We all looked at him.
He forced a smile. "I think I like it. The weirdness. The unknown. The not knowing what tomorrow is. It's like... for the first time in my life, I feel like I'm not just existing."
It hit me then—Ambrose, the class clown, the guy who cracked jokes to deflect everything real, had been silently chasing purpose. His life had always been a blur of part-time gigs, spontaneous road trips, dating app disasters... But this forest? This gave him a mission. A narrative.
"We're changing," Bobby said softly. "Whether we want to or not."
Jacob sighed. "And what if we don't like who we become?"
Silence again.
I stared at my reflection in the window, half-expecting to see another version of myself wave back. "Then we take control. We learn. We map this thing from the inside out."
That's when Bobby perked up. "Actually... that brings me to something."
He darted to his bag and pulled out a digital stopwatch and an atomic timekeeper app.
"Let's run an experiment," he said. "We set one device here, in the cottage. One we take to the portal tomorrow. We go in for, say, ten minutes.
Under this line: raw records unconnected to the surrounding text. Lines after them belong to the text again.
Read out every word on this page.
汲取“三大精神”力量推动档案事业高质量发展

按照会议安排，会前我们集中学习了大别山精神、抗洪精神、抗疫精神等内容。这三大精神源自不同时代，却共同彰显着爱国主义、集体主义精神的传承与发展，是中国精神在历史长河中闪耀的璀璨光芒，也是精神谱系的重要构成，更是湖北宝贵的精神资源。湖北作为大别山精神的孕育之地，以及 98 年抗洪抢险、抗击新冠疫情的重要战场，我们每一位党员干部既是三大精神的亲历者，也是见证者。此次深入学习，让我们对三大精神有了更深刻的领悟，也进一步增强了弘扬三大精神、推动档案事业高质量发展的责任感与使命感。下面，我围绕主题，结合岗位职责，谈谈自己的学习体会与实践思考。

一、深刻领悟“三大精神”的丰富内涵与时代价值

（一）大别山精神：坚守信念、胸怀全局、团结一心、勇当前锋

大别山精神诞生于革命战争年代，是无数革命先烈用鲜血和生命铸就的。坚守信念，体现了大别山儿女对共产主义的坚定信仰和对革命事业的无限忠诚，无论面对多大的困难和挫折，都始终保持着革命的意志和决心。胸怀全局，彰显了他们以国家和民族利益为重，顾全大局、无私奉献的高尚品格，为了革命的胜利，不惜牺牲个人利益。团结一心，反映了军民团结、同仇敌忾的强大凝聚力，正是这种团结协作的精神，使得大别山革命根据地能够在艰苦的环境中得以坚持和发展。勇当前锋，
When we come back, we compare."
Jacob raised a brow. "What if ten minutes here is ten years in there?"
Ambrose clapped him on the shoulder. "Then I'll finally grow a beard."
Despite everything, we laughed.
We needed that laugh.
Later that evening, after grabbing a quick meal in town and picking up extra batteries and waterproof bags (Bobby's idea), we returned to the forest edge.
As the sun dipped below the treeline, we each sat on the porch, one by one, and talked.
Not about the forest.
About us.
Bobby confessed he'd turned down a research grant to come on this trip. Said something inside him told him he'd learn more out here than in any lab.
Jacob finally admitted he still hadn't told his wife everything—just that he needed "space." The guy who used to plan every minute of his life now couldn't explain where he was.
Ambrose? He joked that if we died in the forest, at least he wouldn't have to finish writing his stand-up set. But then he looked at us and said, "I just don't want to die before figuring out who I'm supposed to be."
I understood that more than I wanted to.
When it was my turn, I told them about Anita.
About how she said I'd been drifting even before the forest.
That I was always chasing something invisible.
Maybe she was right.
Maybe this trip wasn't an escape from routine.
Maybe it was a subconscious dive into whatever the hell my inner compass had been pointing to.
We went to bed early that night. Not out of exhaustion, but out of preparation.
At 2:45 AM, we were up. Geared. Focused.
Bobby synced the timers. I held the second device.
We stepped into the forest.
As we neared the clearing, the air changed again. Denser. Heavier. As if walking through thought instead of wind.
We reached the portal.
This time, we didn't hesitate.
Inside, the world shimmered with that same distorted calm. Trees bent like origami. The sky pulsed with unnatural gradients.
Ten minutes passed.
Or so we thought.
When we stepped back through—
Everything felt wrong.
The cottage was quiet. Too quiet.
No birds. No morning light. Just fog.
Bobby raced to the main timer.
His face turned pale.
"Seventy-three minutes," he whispered. "We were gone for seventy-three minutes."
Jacob swore under his breath.
"But it felt like ten," I said.
"It was ten," Bobby confirmed. "In there."
Ambrose looked at us all. "Well, congrats, team. We've officially time-traveled."
I should've been terrified.
Instead, all I could think was: This is just the beginning.